Мирон Прокоп смутился, взял ее за талию и нежно отстранил. Безусловная двусмысленность позы испугала его, хотя страстно хотелось обнять Веру, целовать, ласкать, как-нибудь сдержанно, разумеется. Вместо этого он повернулся, вышел и в дверях столкнулся с ее отцом. Мысль, что отец Веры мог их застать в щекотливой ситуации, обрадовала его весьма средне: он смешался и покраснел. Правда, тот ничего не заметил и заговорил с ним о погоде и дороговизне жизни. Восторг Веры еще не угас, ибо она тут же бросилась на шею отцу и принялась целовать и его с той же энергией. Мирону оставалось только недоуменно спрашивать себя, чему здесь надо больше удивляться: замечательной пылкости или отличному самообладанию.
Мирон не оставил уроков музыки. Он виделся с Марой Георгиевой дважды в неделю и сдружился с этой воспитанной, деликатной женщиной, которая относилась к нему внимательно и даже несколько по-матерински. Ему было хорошо на улице Любека Каравелова. Длинные вечера в обществе Мары несколько снимали болезненную тягость постоянных мыслей о Вере.
Он еще не открыл приятельнице капризных поворотов своей тревожной сентиментальности. Более того, они вообще не упоминали о девочке в своих беседах. Но однажды вечером произошел неожиданный инцидент.
Консьерж открыл дверь, и он быстро поднялся к знакомой квартире. Приложил палец к звонку и вдруг остановился: изнутри донеслись голоса. Говорила Мара — сдержанно, печально, тоном дружеского упрека:
— Зачем ты это сделала, маленькая злючка? Я к тебе отношусь идеально. Я тебе как старшая сестра. Ничего не понимаю.
Послышался раздраженный, срывающийся голос Веры:
— Я и не прошу понимать. Мне это нравится, только и всего.

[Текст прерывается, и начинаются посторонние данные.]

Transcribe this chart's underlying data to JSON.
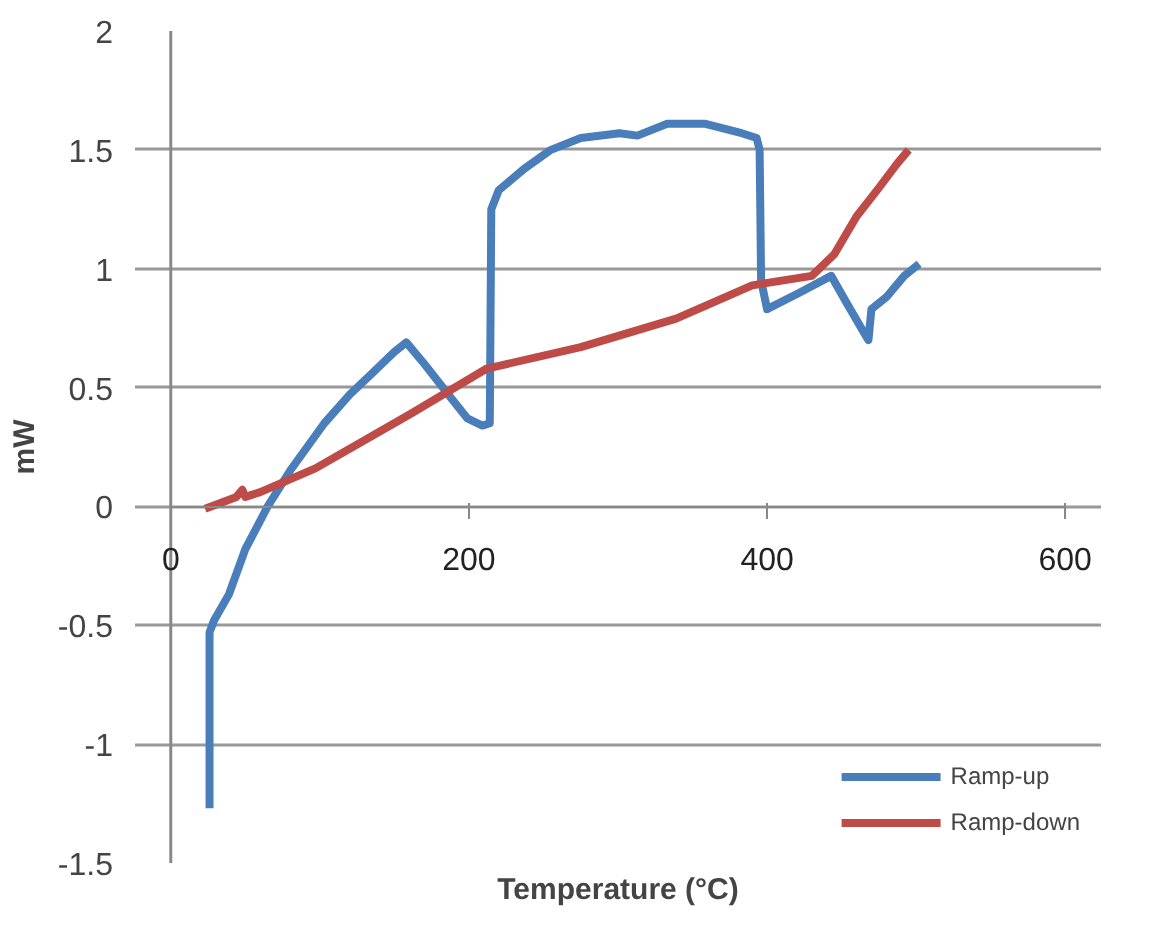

— Нельзя делать все, что нравится.
— Так ты думаешь. А я нет. Если ты обиделась, я больше не приду.
— Я не прошу тебя не приходить. — Мара чуть не плакала. — Я только хочу, чтобы ты меня любила, как я тебя люблю.
— Я тебя люблю иначе.
Мара нервно засмеялась:
— Ты маленький демон… Я не могу расстаться с тобой. Прости, ради Бога, мое дурное настроение. Но ведь ты мне сделала так больно…
— Любовь — это всегда страдание.
Прокоп неожиданно для себя нажал кнопку звонка.
Молчание за дверью. Мара пошла открывать. Она прижимала к шее маленький, запятнанный кровью платок.
— Ах, это вы, Мирон… Вы давно пришли? —Вид у нее был смущенный и беспокойный.
— Нет, только что.
— Входите. Правда, я не одна.
— Нет, благодарю. Я зайду в другой раз.
Он сказал это, чтобы дать Маре возможность привести себя в норму.
Она поправила волосы и улыбнулась:
— Входите, прошу вас. Здесь некто, кого вы хорошо знаете.